Protected: Newbies
September 6th, 2004 — professional
Dah
September 6th, 2004 — Uncategorized
I am back in my lab after a two week hiatus. Never did find out why they decided I needed to be locked out for a bit. Different people have suggested different things. It was perhaps simply that the administration wanted me know that they had the power to drive my work to a halt. Perhaps though there was a specific infraction that I was being warned not to commit again. Unfortunately social mores prevent me from finding out directly, so unless it happens again I’m just going to let it stand.
I’ve recently made what I’m hoping is a good step in the cultural integration battle: my first non-acculturated Maure friend. I’ve got a professor friend at the university, but he lived in the States for 10 years and we talk in English. His perspective is decidedly more cosmopolitan than the average Mauritanian. I’ll ask him sometimes for opinions on why people do things (like lock me out of my lab), but other that asking explicitly I don’t get as much Mauritanian life out of him.
I’ve got other friends who are university English students. They are all black African though. I’m definitely getting a sense of Soninke and Pulaar cultures from them, but the Maure culture I’ve only really gotten so far from my homestay during Stage and it being the dominant culture for this part of the country.
Enter Dah. Like most everyone else who hangs out with me and isn’t American, he wants to learn something from me. In this case English. He is assigned to a newly opened branch of Halliburton here in Nouakchott and though business is conducted in French and Arabic, all the documentation is in English. So, he has dedicated himself to picking up a new language.
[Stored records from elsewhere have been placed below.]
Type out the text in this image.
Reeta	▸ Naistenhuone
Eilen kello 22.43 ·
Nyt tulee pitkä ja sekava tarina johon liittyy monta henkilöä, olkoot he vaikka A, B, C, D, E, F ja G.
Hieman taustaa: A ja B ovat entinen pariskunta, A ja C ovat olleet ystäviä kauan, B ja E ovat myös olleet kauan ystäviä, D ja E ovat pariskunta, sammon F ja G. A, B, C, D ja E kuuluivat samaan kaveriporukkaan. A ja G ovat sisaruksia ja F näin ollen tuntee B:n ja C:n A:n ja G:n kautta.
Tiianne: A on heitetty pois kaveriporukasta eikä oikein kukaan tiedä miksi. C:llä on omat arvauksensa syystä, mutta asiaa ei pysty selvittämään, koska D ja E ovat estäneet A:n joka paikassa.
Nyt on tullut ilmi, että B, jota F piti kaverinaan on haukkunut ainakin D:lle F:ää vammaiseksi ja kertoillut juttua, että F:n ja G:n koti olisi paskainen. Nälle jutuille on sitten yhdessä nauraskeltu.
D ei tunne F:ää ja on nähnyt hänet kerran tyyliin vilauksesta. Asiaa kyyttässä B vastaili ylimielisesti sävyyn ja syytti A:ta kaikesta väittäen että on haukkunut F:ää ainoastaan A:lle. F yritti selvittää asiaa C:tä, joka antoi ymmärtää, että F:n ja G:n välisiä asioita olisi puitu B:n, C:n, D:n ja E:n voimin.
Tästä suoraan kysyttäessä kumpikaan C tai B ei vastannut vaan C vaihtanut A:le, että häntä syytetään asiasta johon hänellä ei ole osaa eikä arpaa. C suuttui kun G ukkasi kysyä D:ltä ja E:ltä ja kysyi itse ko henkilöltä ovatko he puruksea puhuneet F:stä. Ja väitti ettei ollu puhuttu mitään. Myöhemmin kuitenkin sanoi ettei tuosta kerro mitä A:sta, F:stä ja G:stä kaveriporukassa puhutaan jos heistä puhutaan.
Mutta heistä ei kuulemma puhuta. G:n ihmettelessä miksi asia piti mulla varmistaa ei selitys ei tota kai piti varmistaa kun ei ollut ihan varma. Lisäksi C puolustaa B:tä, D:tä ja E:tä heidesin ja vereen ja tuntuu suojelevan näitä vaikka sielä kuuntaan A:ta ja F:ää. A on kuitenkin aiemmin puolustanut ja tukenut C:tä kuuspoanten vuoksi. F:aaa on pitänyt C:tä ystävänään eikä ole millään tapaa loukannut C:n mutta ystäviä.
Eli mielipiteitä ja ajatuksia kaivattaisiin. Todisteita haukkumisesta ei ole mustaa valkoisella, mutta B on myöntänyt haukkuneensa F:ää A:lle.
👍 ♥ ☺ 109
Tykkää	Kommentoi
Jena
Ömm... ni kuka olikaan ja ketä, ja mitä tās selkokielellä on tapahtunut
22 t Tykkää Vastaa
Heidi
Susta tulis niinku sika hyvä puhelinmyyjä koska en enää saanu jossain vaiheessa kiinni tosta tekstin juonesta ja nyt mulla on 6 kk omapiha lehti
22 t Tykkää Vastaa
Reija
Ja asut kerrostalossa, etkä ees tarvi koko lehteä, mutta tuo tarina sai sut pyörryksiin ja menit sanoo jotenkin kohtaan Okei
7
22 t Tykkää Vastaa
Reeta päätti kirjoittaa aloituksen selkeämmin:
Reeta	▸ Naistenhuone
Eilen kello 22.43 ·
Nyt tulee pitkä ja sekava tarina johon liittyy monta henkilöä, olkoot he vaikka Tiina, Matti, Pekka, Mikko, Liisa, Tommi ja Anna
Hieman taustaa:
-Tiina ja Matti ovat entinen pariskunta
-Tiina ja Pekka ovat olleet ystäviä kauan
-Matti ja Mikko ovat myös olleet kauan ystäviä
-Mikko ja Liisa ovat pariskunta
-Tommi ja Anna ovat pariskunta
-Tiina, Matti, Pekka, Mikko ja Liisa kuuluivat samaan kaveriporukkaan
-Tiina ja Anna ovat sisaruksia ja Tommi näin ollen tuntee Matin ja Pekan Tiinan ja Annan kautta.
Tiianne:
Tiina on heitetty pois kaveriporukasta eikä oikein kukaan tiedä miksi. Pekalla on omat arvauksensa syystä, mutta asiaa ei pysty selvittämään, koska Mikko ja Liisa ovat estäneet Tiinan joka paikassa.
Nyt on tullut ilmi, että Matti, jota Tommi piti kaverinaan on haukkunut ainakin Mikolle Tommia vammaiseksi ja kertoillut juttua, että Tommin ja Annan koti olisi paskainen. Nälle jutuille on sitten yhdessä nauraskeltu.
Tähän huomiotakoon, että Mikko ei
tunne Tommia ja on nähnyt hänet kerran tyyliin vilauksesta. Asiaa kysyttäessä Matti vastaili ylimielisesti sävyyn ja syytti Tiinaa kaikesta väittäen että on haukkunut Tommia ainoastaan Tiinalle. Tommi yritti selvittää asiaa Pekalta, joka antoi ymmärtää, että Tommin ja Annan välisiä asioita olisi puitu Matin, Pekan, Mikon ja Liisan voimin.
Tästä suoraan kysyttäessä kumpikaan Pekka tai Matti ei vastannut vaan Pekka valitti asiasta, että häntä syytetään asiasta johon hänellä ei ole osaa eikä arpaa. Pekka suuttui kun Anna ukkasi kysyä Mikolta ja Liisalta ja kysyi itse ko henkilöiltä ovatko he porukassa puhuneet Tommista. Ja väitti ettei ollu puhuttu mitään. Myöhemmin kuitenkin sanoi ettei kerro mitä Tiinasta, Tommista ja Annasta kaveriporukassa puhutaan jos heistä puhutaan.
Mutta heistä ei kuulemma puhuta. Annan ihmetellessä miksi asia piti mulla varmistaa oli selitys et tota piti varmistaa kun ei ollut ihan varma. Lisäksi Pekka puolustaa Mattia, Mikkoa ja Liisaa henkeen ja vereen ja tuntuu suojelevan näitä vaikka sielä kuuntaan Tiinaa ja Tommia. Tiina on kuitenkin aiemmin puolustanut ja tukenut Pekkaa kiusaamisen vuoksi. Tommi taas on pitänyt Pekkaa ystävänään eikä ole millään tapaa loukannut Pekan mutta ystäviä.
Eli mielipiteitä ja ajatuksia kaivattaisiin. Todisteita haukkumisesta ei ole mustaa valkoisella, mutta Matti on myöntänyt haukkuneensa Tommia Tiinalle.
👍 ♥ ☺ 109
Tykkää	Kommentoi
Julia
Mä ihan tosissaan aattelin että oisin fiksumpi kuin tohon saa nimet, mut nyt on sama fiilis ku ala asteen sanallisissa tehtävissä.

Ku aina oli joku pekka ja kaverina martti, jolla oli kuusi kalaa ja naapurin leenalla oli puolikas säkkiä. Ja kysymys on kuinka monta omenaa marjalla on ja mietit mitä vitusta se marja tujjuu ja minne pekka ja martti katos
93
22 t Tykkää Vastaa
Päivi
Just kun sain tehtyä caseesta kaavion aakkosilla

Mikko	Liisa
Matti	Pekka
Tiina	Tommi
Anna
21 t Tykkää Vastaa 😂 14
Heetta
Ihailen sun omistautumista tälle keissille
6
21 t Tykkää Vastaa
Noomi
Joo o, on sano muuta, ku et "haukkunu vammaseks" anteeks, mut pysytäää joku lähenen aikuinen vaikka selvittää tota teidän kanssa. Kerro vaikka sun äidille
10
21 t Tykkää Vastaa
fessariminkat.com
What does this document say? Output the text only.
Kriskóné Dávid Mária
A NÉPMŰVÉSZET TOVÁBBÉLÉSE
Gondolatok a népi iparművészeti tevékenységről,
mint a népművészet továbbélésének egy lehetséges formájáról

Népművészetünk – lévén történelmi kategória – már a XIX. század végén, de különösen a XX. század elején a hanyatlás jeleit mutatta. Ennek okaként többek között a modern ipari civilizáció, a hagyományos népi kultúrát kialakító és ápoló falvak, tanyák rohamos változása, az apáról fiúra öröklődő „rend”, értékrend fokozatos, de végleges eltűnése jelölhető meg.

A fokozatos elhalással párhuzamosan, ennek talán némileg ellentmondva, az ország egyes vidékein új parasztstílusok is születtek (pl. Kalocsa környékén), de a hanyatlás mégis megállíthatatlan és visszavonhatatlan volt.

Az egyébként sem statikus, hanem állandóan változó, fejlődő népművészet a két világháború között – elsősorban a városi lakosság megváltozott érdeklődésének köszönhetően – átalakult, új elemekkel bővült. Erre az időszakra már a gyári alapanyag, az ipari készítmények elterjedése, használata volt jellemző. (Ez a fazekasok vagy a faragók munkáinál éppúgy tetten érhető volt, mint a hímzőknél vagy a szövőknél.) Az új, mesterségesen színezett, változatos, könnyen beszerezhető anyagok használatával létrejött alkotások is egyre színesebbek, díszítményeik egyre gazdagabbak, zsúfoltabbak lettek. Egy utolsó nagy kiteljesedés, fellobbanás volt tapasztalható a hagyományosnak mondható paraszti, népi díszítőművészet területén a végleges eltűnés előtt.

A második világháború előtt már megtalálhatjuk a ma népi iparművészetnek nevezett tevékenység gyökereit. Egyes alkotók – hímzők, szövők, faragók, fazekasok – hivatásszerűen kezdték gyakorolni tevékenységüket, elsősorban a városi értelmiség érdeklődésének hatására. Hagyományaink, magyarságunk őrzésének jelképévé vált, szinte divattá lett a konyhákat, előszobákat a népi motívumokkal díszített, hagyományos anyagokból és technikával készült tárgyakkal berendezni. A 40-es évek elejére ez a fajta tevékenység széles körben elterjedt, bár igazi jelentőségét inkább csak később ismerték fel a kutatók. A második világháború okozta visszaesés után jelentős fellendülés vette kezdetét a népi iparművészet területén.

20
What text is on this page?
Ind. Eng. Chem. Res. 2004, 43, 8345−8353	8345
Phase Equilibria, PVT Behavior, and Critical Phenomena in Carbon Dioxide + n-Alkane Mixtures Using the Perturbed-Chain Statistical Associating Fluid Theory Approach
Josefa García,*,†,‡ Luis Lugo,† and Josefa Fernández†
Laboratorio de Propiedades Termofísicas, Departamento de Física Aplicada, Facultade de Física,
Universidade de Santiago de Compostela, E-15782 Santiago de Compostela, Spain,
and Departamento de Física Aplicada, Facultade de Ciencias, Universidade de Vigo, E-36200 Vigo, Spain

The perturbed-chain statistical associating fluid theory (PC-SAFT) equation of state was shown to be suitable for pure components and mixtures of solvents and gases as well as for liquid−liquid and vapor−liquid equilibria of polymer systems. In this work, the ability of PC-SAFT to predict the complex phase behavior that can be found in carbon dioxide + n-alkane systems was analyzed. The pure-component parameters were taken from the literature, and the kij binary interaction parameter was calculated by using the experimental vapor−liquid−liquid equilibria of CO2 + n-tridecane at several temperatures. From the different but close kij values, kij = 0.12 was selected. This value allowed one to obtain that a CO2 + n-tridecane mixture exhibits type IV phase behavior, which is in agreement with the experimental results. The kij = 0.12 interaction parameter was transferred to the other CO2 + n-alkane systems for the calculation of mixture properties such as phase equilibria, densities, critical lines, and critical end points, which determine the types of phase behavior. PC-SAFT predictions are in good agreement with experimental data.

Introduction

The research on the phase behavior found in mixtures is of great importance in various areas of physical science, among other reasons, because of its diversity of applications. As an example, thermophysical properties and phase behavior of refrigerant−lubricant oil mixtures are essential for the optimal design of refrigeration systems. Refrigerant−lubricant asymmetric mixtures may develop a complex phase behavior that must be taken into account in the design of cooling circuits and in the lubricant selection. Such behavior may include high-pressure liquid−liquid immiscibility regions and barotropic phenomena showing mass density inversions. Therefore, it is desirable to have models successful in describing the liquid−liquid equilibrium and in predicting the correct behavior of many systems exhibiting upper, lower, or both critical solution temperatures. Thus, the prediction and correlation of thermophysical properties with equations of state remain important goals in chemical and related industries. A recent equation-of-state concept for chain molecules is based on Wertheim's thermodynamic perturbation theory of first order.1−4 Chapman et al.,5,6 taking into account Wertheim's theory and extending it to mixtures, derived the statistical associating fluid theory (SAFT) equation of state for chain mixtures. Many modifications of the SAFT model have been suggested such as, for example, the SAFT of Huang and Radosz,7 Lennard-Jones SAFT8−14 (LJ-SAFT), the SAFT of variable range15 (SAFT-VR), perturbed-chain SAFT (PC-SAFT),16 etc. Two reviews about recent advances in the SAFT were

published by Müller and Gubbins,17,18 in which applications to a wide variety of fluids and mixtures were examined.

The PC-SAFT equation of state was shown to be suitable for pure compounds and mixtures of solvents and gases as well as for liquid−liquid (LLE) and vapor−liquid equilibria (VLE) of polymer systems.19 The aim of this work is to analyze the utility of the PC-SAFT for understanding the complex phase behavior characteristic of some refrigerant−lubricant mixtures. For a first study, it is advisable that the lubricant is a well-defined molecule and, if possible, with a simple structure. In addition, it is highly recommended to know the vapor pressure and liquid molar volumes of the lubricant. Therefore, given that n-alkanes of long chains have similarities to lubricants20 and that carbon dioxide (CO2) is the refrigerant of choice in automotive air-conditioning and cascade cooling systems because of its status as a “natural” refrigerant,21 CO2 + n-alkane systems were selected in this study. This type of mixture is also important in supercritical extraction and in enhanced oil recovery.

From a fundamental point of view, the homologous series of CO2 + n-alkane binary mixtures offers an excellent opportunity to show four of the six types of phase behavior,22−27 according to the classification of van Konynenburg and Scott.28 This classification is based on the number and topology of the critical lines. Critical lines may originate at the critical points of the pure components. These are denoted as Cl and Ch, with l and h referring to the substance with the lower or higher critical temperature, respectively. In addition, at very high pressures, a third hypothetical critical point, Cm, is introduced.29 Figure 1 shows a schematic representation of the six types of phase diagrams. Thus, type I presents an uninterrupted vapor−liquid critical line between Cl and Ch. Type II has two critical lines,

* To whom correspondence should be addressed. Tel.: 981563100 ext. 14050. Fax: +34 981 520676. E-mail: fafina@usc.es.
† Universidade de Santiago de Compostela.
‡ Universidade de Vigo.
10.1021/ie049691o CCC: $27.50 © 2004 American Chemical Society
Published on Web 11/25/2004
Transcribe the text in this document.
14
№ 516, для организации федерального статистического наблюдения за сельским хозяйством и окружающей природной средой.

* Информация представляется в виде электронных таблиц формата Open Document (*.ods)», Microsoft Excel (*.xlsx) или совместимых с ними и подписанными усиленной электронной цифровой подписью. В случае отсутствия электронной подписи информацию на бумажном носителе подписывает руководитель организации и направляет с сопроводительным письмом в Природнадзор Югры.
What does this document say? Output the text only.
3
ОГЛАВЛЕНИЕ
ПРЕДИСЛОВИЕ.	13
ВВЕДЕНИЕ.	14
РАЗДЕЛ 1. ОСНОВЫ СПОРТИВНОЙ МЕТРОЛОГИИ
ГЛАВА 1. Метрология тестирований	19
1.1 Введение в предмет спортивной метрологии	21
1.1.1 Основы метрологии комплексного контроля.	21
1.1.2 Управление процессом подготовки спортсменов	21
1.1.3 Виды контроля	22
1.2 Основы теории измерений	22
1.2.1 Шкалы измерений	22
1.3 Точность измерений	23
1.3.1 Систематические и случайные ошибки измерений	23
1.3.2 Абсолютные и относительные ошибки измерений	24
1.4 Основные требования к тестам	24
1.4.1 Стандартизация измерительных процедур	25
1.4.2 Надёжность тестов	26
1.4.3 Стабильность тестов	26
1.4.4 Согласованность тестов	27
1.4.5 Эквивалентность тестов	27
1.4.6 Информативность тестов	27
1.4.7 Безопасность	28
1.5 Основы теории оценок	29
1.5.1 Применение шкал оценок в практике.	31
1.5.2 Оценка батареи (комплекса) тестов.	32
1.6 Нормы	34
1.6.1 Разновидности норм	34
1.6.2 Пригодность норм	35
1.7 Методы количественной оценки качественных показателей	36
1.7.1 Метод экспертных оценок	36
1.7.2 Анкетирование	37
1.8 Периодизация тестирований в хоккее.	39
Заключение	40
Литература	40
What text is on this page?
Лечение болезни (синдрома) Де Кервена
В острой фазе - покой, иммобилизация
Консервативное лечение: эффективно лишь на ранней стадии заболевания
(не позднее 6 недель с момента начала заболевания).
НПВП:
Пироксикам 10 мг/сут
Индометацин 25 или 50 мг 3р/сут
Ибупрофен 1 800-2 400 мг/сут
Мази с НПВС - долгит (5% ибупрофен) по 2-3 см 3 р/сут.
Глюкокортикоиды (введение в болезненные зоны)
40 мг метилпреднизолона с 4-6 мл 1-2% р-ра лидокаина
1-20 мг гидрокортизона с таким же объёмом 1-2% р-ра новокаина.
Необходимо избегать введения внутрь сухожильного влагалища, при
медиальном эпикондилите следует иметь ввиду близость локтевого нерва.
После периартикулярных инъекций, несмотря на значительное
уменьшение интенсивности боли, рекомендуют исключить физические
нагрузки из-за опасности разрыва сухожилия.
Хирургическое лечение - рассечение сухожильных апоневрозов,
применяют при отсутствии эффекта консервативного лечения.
He is doing really well with it. I went last night and hung out with him for a couple of hours and he was telling me proverbs, a feat which would be a real challenge for pretty much all of my English student friends. When I first met him he told me he was planning to speak English in another two months or so. I thought he was goofy since I’ve been working on this damned French thing for a year and am still wretched. He mentioned last night though that he has only been learning for three weeks so far and given his progress he will almost certainly speak better English than I do French within two months.
He is a cool guy and I like hanging out with him. I went with him and another volunteer to the newly opened Mexican restaurant and had my first enchilada in over a year. Then last night I just went over to his place and hung out chatting for a couple hours.
Interesting tidbits learned to date:
A Mauritanian force feeding camp is called a “bahdah” in Hassaniya. If you have the misfortune to find yourself there you night have your hands put in pincers resembling the tongs for assembling fajitas (this was a Mexican dinner note) and squeezed until you eat.
Mauritanian men of the younger generation are moving away for the past ideal of “the bigger the better.” Nowadays the men don’t want a woman to be huge, but it is still important for her to have some meat on her. Dah emphasized this while encouraging my female volunteer friend to eat the rest of his fajitas.
The mint in Mauritania is fertilized using waste products. Which type though varies by region. Our tea last night was mintless because the mint from the cinqui?me is fertilized with “eaux d’?gout” aka. sewage. The mint from Ka?di is fertilized with goat poo which is cool. Myself, I’m not sure that I want any of it other than the fact that the mint is boiled as a part of the tea making process.
The evening was kinda cool because he paced the making of the three rounds of tea out over about two hours. He would boil the water and then let it sit for a bit and we’d chat. A little bit after the last casse he asked me if I was in a hurry to get somewhere. I took that as the sign to leave and I’m pretty sure I was supposed to go when the tea ended. He just had to give me an extra prompt because of my cluelessness.
I really want to try and get a better sense of Mauritania in the next year. Volunteers who live in villages have so much stronger relationships with the locals and I really admire them. My language is to a point where I still sound stupid, but at least I can generally make my point. We hit the one year anniversary of our swearing in on the 12th and I think this next year has a lot of potential to be interesting.